Ein bis zwei Lehrkräfte werden sich im kommenden Schuljahr ggf. mit der Unterstützung des WPK/U’s „Medien“ um den Aufbau von Medienkontakten und eine vermehrte, positive Präsenz der Regionalschule in der Presse bemühen.

 

-      Schullogo

Im ersten Schulhalbjahr 2012/13 wird im Rahmen eines Kunstprojektes von allen Klassen ein Schullogo entworfen. Gestalterische Kriterien für den Entwurf werden dabei von der Fachschaft Kunst vorgegeben, die anschließend auch eine Vorauswahl trifft.

Anschließend wird das offizielle Schullogo in einem von der SV durchgeführten Auswahlverfahren von Eltern, Schülern und Lehrkräften bestimmt.

Das Schullogo soll zukünftig sowohl auf offiziellen Dokumenten der Regionalschule als auch auf „Schulkleidung“ Verwendung finden, deren Anschaffung und Vertreibung ein neues Ziel/Arbeitsfeld sein wird.

 

-      „Tag der offenen Tür“

Am Ende des Schuljahres 2011/12 bzw. zu Beginn des Schuljahres 2012/13 möchte die SV in Zusammenarbeit mit den Verbindungslehrkräften ein erstes Sommerfest der Regionalschule veranstalten.

Auf der Grundlage der dabei gemachten Erfahrungen wird von 3-5 Lehrkräften, Schülern und Eltern bis zum Dezember 2012 ein Konzept für einen „Tag der offenen Tür“ entwickelt, der neben dem gemeinsamen Feiern auch als Plattform für Präsentationen von Unterrichtsergebnissen (Theatervorführungen, Projektpräsentationen, Ausstellung etc.) und als Kennlerntag für Eltern und zukünftigen Schüler (Darstellung von Fachbereichen) dienen sollte.

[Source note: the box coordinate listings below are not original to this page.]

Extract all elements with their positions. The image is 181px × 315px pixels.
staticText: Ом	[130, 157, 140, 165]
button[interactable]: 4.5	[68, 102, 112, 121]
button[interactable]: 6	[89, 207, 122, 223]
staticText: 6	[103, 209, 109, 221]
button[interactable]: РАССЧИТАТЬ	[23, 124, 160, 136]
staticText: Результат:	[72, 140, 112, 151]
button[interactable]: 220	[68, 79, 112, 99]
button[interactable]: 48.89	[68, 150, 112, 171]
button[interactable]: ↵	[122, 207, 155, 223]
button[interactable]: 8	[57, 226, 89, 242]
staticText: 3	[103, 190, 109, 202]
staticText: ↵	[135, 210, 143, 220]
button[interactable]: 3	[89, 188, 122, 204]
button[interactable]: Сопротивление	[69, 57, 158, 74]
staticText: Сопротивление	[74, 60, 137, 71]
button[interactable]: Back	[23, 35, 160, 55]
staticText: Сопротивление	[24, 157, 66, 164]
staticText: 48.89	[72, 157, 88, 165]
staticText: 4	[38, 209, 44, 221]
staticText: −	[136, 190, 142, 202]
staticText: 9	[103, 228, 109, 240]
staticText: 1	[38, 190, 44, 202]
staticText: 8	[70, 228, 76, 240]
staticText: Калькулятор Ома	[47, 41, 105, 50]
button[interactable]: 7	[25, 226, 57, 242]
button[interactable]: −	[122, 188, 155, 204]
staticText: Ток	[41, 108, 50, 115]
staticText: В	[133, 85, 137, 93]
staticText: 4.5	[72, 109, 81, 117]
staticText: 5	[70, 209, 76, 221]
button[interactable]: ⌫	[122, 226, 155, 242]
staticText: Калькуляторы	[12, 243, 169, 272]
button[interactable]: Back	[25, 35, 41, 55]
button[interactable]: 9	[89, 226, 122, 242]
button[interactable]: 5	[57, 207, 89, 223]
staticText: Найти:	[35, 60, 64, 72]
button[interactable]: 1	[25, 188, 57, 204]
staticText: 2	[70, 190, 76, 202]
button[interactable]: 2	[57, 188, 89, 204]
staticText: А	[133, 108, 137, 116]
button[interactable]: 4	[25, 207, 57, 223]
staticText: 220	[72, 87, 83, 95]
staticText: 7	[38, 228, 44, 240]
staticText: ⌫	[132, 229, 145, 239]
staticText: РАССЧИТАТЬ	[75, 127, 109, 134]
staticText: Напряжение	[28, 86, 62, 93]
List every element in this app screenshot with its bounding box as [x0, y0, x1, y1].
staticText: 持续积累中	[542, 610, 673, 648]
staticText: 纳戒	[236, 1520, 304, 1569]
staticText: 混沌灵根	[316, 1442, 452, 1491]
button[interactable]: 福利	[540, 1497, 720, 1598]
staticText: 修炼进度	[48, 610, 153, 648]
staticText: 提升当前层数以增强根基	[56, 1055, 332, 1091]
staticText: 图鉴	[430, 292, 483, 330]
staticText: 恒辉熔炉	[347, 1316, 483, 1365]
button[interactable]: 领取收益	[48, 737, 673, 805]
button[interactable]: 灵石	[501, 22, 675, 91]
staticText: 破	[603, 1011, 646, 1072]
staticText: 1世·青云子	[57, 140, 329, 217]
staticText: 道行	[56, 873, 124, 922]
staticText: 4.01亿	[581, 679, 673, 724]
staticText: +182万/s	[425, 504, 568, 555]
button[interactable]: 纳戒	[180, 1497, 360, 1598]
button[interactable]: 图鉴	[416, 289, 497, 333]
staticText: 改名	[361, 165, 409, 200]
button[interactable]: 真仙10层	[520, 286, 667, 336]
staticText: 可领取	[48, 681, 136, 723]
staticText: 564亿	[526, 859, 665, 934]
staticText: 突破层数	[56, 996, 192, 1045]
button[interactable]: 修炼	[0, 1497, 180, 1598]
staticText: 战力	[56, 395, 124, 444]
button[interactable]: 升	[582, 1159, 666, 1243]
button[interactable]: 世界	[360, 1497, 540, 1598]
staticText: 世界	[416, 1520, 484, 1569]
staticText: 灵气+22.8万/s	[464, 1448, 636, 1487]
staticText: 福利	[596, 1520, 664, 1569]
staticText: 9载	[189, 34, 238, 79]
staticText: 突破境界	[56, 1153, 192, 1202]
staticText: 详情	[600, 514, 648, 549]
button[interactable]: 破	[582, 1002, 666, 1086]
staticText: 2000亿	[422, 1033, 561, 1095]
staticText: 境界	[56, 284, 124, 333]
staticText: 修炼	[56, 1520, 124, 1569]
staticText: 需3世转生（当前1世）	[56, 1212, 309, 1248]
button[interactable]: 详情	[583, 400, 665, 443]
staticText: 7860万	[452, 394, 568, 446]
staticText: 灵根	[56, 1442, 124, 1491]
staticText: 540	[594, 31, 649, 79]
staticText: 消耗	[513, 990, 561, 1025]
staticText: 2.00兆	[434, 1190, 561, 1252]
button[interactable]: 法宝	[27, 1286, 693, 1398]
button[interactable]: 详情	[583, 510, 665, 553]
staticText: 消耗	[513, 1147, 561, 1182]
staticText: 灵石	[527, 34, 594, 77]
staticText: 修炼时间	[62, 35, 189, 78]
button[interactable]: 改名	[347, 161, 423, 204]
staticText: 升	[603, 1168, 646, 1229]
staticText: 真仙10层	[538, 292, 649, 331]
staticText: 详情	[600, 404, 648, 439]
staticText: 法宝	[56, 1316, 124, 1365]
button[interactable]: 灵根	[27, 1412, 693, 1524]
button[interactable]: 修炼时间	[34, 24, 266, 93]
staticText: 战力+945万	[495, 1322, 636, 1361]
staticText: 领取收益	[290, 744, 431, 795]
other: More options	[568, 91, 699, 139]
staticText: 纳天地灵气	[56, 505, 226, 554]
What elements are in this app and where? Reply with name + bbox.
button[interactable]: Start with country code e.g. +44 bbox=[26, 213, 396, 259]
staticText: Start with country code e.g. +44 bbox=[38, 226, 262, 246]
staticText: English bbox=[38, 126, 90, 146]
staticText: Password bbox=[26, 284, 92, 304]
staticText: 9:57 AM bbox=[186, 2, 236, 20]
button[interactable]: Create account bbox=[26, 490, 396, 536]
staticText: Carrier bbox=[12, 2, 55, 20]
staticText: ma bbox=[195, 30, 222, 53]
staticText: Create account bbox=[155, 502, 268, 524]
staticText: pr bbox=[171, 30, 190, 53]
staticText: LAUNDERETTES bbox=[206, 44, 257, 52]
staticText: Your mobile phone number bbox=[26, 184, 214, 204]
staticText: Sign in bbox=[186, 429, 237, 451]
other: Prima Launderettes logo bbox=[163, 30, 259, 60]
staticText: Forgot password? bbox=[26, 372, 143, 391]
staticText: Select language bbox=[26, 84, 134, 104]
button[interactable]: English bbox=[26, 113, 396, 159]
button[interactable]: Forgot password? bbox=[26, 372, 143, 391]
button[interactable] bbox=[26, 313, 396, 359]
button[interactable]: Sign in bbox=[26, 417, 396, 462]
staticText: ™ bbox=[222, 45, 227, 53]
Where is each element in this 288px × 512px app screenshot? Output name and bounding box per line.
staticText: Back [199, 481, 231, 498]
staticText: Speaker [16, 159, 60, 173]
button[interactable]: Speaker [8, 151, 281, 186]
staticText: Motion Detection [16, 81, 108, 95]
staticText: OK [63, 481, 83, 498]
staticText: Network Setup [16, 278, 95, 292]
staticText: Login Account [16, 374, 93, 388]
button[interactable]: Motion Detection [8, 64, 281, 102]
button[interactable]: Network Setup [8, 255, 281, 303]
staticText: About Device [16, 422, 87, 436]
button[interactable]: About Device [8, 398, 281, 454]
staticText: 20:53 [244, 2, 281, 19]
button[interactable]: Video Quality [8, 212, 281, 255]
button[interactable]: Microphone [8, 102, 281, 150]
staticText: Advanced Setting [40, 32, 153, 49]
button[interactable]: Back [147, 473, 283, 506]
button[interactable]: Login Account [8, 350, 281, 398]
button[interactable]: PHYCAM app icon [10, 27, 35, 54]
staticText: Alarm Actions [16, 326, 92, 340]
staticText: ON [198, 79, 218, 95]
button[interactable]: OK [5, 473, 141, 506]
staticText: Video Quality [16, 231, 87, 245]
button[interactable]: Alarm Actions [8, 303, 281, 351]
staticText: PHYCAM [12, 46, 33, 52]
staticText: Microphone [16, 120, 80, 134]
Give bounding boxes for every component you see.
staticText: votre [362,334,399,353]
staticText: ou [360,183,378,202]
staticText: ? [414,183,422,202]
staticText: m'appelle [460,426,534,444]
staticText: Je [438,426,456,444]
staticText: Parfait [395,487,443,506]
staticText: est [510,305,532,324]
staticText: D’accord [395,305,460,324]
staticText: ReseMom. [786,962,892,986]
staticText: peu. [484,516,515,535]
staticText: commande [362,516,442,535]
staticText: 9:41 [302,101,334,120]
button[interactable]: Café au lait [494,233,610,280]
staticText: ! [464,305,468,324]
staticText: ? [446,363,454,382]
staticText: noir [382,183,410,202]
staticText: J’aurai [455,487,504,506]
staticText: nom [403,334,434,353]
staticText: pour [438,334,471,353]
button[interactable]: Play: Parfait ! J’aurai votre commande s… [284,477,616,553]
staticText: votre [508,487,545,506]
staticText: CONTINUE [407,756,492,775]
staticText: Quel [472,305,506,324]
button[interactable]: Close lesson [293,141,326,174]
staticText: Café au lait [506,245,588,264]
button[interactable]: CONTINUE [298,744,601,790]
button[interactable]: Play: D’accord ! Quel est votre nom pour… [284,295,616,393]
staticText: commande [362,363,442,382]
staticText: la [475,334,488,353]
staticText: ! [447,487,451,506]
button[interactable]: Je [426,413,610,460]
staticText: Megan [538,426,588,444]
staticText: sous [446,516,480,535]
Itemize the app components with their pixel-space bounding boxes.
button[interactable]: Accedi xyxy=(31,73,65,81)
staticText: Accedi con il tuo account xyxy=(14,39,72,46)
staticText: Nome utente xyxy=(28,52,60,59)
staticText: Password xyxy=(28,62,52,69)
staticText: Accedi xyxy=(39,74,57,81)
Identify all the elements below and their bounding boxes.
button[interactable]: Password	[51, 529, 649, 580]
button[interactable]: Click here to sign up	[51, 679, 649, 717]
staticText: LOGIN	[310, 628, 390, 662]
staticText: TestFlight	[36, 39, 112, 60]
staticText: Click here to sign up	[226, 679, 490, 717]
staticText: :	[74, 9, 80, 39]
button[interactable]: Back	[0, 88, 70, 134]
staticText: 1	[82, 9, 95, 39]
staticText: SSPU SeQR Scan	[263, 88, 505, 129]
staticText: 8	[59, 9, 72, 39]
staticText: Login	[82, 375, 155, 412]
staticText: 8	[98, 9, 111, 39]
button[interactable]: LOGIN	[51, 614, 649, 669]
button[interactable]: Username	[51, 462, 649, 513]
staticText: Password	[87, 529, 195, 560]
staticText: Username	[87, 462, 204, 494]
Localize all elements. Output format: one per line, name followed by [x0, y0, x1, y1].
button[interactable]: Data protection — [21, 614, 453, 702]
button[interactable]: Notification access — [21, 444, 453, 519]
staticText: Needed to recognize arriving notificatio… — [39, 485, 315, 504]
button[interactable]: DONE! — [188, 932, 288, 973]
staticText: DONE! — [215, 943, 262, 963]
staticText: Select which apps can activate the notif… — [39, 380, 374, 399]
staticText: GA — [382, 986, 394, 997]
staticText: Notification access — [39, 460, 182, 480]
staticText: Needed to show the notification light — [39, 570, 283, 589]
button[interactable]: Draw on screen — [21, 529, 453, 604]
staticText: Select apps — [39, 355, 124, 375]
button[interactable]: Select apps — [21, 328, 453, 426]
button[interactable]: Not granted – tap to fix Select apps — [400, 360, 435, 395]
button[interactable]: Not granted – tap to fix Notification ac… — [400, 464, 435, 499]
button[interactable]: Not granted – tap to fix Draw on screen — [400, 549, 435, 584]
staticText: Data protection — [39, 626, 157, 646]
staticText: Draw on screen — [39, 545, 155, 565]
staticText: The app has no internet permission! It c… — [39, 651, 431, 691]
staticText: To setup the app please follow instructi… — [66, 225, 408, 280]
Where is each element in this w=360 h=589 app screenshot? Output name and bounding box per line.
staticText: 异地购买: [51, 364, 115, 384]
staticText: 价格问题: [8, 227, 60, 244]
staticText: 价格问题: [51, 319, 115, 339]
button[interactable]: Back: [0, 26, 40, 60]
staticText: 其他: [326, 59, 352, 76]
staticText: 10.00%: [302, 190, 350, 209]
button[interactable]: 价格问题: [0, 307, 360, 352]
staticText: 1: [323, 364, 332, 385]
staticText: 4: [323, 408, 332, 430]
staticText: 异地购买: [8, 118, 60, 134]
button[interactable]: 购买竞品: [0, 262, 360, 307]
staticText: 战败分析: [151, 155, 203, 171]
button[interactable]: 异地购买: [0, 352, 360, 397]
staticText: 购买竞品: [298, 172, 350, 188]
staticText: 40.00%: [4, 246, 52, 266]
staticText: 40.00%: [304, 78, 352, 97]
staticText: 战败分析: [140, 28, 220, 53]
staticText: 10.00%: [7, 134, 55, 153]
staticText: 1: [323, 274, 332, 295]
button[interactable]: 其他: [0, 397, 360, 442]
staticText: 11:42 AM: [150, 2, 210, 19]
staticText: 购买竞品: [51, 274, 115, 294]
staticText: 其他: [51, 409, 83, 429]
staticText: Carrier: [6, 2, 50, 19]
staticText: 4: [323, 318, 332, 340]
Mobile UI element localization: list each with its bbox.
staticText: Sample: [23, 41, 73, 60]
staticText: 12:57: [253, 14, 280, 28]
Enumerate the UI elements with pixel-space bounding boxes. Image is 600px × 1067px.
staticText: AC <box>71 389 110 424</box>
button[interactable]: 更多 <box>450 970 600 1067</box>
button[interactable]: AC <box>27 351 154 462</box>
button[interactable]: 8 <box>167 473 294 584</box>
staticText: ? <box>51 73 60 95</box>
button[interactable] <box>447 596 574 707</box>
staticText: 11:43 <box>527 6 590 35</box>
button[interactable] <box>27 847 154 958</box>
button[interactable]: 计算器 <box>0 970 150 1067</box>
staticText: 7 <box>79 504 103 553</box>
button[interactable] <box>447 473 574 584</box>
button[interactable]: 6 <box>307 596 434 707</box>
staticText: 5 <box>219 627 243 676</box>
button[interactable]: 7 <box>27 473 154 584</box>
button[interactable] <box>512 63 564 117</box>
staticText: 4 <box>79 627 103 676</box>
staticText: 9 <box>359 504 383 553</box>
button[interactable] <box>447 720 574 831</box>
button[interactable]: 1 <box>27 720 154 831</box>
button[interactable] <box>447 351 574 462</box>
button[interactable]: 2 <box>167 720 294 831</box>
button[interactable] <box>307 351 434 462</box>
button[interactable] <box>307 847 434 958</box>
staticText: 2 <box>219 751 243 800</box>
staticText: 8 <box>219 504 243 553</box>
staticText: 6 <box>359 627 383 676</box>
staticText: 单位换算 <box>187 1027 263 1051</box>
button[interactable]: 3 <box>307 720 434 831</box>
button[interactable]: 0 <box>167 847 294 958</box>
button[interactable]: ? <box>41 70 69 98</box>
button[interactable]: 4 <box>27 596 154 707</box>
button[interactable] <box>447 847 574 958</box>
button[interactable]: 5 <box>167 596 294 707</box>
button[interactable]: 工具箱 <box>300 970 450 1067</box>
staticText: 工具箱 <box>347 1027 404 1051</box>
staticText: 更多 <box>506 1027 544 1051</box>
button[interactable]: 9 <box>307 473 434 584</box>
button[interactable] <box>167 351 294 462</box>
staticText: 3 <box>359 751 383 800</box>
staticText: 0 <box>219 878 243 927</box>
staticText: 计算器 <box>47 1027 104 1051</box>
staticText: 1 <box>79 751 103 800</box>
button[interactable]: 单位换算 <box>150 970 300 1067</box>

Terminiert werden sollte der „Tag der offenen Tür“ vor dem Anmeldezeitraum für die Grundschüler.

 

  1. Berufsorientierung

Das im Schuljahr 2011/12 von der WiPo-Fachkonferenz (+ interessierten Lehrkräften) formulierte Berufsorientierungskonzept wird im kommenden Schuljahr umgesetzt und erprobt. Nach den jeweiligen Veranstaltungen führt die WiPo-Fachkonferenz (+) eine Evaluierung der Veranstaltung und eine Überarbeitung des Konzeptes durch.

Als zukünftiges Ziel wird die verstärkte Ausweitung der Berufsorientierung in die unteren Klassenstufen und als fächerübergreifendes Prinzip angestrebt.

 

  1. Gründung eines Fördervereins

Zur Unterstützung des Schulbetriebs der Regionalschule wird im ersten Schulhalbjahr 2012/13 von Schulleitung, Lehrkräften und Elternschaft die Gründung eines Fördervereins vorbereitet.

 

  1. Methodencurriculum

Im Schuljahr 2012/13 will sich das Lehrerkollegium auf einem der beiden Schulentwicklungstage mit der Erstellung eines Methodencurriculums befassen.